BOOK REVIEW:

The scribe : a novel

Matthew Guinn received an Edgar Award nomination for Best First Novel for The Resurrectionist( 2013).   His second novel is a dark story of murder and race relations with black magic overtones, set in Atlanta in 1881.
The central character, Thomas Canby, is a former member of the Atlanta police force, now living in bitter exile as sheriff of a tiny town in the hills of northern Georgia after being unjustly accused of taking a bribe four years earlier.  Canby grew up in Atlanta, but he is resented by many for his service while a teenager in the Union Army--though his sole motivation for joining up was a naïve notion that serving in a blue uniform might enable him to murder General Sherman, whom he still blames for the death of his beloved schoolmaster father, killed in the Union's siege of the city in 1864.
 
When Canby receives a telegram from his former colleague Vernon Thompson, now the Atlanta police chief, asking for help on a case, his first inclination is to tell him to go to hell.  But Canby respects Vernon, and he realizes that this may be his chance to reestablish his career--and to finally marry his longtime love, Julia Preston.  Vernon explains that two prominent black Atlanta businessmen have been viciously murdered; each had a letter (M for the first, A for the second) carved in his forehead, and it appears that the killer will continue until he finishes his "spelling bee".   Since the police assume the perpetrator is also African-American, the city's lone black officer, Cyrus Underwood (recently promoted from janitor) has been assigned to the case, but no other member of the force will work with him.  Canby has no qualms about an interracial partnership, but he must also deal with the fact that Underwood himself is a potential suspect in the deaths.
The serial killings threaten to interfere disastrously with the approaching opening of the International Cotton Exposition--the bid of Atlanta's pre-War elite, The Ring, to prove that the city can thrive in the new non-slave economy, now that the carpetbaggers have been sent packing and the locals are in charge again.  The powers-that-be are anxious to have the case solved before Canby's old nemesis, General Sherman, shows up to attend--and they're definitely not convinced that Canby and Underwood are the men to do it.
 
Tensions increase as the killer strikes twice more--and these victims do not match the race and class of the first two.  Canby and Underwood find the case moving in unexpected directions, and there will be a lynching, a hanging, a drowning, and the unearthing of an empty coffin before some, but not all, questions are answered.

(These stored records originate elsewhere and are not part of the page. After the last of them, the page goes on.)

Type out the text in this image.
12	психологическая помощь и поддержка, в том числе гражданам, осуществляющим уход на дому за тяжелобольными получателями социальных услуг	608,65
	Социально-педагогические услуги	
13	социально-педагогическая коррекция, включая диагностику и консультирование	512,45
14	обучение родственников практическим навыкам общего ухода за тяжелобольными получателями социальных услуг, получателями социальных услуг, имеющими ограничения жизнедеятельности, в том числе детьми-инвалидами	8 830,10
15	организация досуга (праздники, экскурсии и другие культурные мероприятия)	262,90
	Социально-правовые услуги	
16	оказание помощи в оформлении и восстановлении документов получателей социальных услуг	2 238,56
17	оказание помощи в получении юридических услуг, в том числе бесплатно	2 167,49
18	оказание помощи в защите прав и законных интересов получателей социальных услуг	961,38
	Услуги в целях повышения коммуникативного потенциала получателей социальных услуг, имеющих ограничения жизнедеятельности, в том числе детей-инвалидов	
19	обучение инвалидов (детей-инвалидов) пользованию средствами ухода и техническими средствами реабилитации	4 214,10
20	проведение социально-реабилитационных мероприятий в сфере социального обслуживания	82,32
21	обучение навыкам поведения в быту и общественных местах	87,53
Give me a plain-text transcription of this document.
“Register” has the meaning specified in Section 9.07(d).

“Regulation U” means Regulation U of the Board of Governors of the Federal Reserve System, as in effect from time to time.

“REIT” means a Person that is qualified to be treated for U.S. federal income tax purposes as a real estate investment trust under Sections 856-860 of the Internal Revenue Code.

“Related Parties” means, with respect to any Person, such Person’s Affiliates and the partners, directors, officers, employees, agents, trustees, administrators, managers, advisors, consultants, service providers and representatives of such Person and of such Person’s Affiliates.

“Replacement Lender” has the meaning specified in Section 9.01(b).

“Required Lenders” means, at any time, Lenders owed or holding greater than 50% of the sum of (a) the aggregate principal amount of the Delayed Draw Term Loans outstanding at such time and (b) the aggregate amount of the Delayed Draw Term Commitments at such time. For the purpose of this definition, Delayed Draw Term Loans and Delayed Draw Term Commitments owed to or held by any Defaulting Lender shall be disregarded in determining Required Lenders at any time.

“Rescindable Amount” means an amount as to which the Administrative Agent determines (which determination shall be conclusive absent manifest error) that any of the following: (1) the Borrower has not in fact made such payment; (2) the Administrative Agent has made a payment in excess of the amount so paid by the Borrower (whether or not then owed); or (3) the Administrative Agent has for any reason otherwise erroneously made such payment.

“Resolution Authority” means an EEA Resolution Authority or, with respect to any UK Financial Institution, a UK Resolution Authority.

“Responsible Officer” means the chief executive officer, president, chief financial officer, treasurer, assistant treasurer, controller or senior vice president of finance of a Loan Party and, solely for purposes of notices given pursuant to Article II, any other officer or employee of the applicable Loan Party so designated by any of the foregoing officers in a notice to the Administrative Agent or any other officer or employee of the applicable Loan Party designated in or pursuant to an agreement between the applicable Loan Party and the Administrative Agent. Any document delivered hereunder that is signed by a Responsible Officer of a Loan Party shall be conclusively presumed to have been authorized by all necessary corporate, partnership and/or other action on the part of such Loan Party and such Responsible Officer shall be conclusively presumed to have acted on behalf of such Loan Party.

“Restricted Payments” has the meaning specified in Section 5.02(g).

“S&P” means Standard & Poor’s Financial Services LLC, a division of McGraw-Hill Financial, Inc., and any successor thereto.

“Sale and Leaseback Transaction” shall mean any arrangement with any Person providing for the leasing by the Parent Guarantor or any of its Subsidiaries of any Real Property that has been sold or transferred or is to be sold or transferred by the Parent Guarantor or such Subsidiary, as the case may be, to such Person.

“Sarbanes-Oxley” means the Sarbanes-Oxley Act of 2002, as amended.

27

Guinn's writing is strongly influenced by the dark crime stories so popular on today's TV drama shows, with their bizarre, violent characters and shocking twists at the end of each segment.  Those who like their mysteries filled with clever deductions and complex but neat solutions should not try this one; the motivations and reasoning of both heroes and villains are often unclear or baffling.  But the historical details of life in the post-Reconstruction Deep South  are fascinating and convincing, and readers who appreciate eerie, violent stories with lots of surprising twists and turns will keep flipping the pages.  I'm looking forward to the sequel that the author is already working on.